科学技術館では8月8日から、日本の産業技術の50年を振り返る夏休み特別展「くらしの技術 50年 大・展望展」を開催している。自動車産業にも焦点が当てられているほか、展示テーマに沿った貴重な工業製品も展示され、年配者から子供まで幅広い層が楽しめる内容だ。
この特別展は、1964年に開館した科学技術館の50周年に合わせて企画。主旨は「50年間の産業技術の変遷を社会・文化との関わりの中で振り返ることで、日本の産業技術や社会・文化が、いまどこにいるのか、これからどこに進もうとしているのかを、来館者をはじめとした多くの皆さんとともに考える」というもの。
会場は6つの展示ゾーンに分けられ、それぞれ「50年の冒険者たち」、「クルマの都」、「木もれびキッチン」、「テレコミ湖」、「レジンの館」、「だいてんぼう広場」と名づけられている。
「50年の冒険者たち」はプロローグ的な展示で、およそ半世紀の歴史を持つ企業や商品の「これまで」と「これから」を紹介。
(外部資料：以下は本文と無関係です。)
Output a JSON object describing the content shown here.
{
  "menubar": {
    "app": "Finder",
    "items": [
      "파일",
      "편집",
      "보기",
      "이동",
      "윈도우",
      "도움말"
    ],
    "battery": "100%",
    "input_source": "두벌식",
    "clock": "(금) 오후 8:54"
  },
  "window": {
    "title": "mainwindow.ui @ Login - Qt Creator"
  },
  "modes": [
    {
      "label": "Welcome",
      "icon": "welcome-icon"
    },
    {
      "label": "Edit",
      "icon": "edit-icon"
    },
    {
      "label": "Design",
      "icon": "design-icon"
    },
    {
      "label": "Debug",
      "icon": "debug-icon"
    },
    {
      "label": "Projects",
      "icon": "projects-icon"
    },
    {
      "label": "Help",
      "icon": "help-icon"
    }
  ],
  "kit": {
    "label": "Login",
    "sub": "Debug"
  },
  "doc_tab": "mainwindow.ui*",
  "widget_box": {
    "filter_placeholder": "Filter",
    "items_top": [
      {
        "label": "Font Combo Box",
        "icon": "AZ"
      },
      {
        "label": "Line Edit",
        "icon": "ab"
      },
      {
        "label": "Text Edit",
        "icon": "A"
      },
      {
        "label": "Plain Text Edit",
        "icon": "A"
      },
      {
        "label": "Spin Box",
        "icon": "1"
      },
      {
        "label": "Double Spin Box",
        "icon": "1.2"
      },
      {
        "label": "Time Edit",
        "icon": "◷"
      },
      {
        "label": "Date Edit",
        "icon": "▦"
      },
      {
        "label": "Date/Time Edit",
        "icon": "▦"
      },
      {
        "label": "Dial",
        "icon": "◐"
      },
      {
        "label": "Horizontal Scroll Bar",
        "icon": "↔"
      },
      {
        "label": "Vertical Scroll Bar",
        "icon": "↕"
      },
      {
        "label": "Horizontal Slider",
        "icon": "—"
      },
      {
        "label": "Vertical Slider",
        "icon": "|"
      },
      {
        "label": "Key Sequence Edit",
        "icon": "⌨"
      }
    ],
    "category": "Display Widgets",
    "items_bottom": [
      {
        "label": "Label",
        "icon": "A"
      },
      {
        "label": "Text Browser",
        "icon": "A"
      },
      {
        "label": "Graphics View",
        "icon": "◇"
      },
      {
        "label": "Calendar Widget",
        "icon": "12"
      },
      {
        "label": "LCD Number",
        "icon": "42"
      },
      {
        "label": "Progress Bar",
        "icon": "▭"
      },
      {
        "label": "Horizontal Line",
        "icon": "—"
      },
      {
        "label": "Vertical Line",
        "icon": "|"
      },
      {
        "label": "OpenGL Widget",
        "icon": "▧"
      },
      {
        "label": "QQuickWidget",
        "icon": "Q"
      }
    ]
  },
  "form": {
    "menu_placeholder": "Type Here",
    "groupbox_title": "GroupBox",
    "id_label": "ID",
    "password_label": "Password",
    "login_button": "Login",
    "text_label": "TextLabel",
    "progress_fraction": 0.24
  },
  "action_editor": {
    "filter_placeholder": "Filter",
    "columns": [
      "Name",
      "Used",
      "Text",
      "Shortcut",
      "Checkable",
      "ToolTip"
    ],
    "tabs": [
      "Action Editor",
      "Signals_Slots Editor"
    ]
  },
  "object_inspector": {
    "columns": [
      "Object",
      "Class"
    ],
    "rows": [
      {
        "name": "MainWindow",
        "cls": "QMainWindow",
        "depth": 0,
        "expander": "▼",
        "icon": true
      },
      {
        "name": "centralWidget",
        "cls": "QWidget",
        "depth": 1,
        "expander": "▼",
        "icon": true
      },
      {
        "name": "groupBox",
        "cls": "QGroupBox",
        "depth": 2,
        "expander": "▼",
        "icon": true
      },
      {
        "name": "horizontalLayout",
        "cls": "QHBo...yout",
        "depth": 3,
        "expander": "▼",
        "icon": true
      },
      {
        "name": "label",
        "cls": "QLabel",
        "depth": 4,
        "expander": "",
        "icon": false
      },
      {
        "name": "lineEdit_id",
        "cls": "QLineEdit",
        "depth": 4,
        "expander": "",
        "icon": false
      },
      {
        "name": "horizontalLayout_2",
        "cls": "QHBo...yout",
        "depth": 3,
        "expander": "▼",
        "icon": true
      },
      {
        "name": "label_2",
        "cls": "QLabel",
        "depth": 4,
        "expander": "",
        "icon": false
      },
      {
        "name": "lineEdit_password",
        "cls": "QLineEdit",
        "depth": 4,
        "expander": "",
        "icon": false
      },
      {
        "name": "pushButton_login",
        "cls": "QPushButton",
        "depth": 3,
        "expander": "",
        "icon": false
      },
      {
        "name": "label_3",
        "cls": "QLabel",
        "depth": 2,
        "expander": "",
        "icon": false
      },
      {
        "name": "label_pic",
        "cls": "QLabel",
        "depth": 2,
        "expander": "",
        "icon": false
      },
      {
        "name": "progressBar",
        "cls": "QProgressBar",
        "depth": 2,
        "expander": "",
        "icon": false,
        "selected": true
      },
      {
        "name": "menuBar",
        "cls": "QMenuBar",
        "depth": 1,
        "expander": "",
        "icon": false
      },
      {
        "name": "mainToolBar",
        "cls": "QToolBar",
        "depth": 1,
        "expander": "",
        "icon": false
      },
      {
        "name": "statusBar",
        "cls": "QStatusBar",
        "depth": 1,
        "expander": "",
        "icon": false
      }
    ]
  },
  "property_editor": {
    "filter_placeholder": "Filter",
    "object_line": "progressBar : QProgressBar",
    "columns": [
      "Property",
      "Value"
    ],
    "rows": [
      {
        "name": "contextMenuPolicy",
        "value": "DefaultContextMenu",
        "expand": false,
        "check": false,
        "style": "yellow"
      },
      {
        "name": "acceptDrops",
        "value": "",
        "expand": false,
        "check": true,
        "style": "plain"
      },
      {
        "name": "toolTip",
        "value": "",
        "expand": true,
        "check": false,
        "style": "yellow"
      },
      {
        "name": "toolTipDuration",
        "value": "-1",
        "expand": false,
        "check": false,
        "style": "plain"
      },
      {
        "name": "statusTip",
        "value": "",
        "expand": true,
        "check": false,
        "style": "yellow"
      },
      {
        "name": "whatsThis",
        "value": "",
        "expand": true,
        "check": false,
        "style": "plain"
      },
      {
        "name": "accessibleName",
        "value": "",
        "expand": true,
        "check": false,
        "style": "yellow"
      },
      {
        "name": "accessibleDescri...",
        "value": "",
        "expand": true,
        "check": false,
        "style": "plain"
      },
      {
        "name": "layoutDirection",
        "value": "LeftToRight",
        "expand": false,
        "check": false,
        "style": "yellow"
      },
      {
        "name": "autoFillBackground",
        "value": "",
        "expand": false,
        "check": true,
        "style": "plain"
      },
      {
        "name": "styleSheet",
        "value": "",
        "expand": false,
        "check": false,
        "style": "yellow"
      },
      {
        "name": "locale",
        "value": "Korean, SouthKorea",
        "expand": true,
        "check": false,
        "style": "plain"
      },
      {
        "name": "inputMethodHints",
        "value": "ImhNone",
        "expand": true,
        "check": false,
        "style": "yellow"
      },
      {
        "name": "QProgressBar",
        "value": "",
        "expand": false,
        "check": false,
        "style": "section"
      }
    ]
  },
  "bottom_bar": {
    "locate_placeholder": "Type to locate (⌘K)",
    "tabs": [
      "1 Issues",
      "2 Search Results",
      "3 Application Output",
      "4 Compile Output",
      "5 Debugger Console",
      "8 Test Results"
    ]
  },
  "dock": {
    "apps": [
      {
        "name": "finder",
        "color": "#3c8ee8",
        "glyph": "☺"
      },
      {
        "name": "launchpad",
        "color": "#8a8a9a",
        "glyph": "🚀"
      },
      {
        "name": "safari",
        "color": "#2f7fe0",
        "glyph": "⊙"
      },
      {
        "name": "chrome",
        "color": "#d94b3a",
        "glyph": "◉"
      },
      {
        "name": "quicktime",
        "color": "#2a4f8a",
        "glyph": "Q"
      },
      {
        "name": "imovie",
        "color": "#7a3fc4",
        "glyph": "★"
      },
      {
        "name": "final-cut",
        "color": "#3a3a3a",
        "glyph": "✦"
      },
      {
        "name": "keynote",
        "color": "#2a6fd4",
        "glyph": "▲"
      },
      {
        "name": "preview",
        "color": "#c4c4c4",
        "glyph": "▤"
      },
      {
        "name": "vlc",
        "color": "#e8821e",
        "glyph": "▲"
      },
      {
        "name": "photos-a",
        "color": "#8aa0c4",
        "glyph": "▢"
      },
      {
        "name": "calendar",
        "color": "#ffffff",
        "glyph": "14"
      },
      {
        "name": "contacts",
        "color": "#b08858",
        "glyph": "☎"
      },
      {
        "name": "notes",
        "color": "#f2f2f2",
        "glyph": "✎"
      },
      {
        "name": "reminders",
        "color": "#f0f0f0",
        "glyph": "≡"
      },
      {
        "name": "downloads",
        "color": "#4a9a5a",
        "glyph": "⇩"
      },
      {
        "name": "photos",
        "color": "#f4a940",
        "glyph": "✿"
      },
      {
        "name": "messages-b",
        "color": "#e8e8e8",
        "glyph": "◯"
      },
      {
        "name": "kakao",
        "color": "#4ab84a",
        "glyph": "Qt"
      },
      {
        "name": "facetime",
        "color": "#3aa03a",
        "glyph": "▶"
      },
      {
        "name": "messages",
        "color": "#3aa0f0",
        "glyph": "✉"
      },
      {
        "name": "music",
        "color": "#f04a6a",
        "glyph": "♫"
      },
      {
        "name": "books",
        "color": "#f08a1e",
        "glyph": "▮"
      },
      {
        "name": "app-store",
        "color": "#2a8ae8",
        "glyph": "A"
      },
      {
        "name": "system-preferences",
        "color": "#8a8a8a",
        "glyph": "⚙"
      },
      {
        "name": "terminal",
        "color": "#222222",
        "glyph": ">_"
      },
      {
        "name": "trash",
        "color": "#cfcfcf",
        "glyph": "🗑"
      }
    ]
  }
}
新幹線、リカちゃん、カップヌードル、ブルーバックスなどの初期と現在を比較して見ることができる。
「クルマの都」にはホンダRA272やスバル360をはじめとした車両だけでなく、さまざまなメーカーのエンジンやEVメカニズム、CVT原理モデルや特殊車両のタイヤなどが並ぶ。「木もれびキッチン」では食に関する加工と保存の技術を紹介。実際の植物工場のメカニズムも見ることができる。
「テレコミ湖」はテレコミュニケーション(情報通信)に関する展示。電話や電送装置、通信ケーブルなどの歴史から、IoTを駆使した最新デバイスやコンセプトモデルも展示。最新スマートフォンに備わる機能を、旧来のプロダクトを並べて表現したテーブルは圧巻だ。
「レジンの館」はプラスチックに焦点を当て、その技術の歩みを紹介。新旧の『アーム筆入れ』や『My First Sony』など、工業デザイン史に残るプロダクトも展示されている。またさまざまな樹脂素材の使い方や射出成形やブロー成形、真空成形といった成形方法を金型とともに紹介。「だいてんぼう広場」は実演やワークショップ、トークイベントを開催するスペース。
どのゾーンでも、過去から現在にいたるさまざまな時代の製品があり、親子3世代で楽しめるものになっている。説明には専門的な語句も多く、ただ見るだけでは小さな子供が理解することは難しいかもしれない。しかしそうした場面で、子や孫にやさしく語って技術にたいする興味を喚起することが伝承となり、未来の可能性を拡げるのだろう。
「大・展望展 」は科学技術館(東京・北の丸公園)の1階展示・イベントホールで8月30日まで開催。会期中は無休。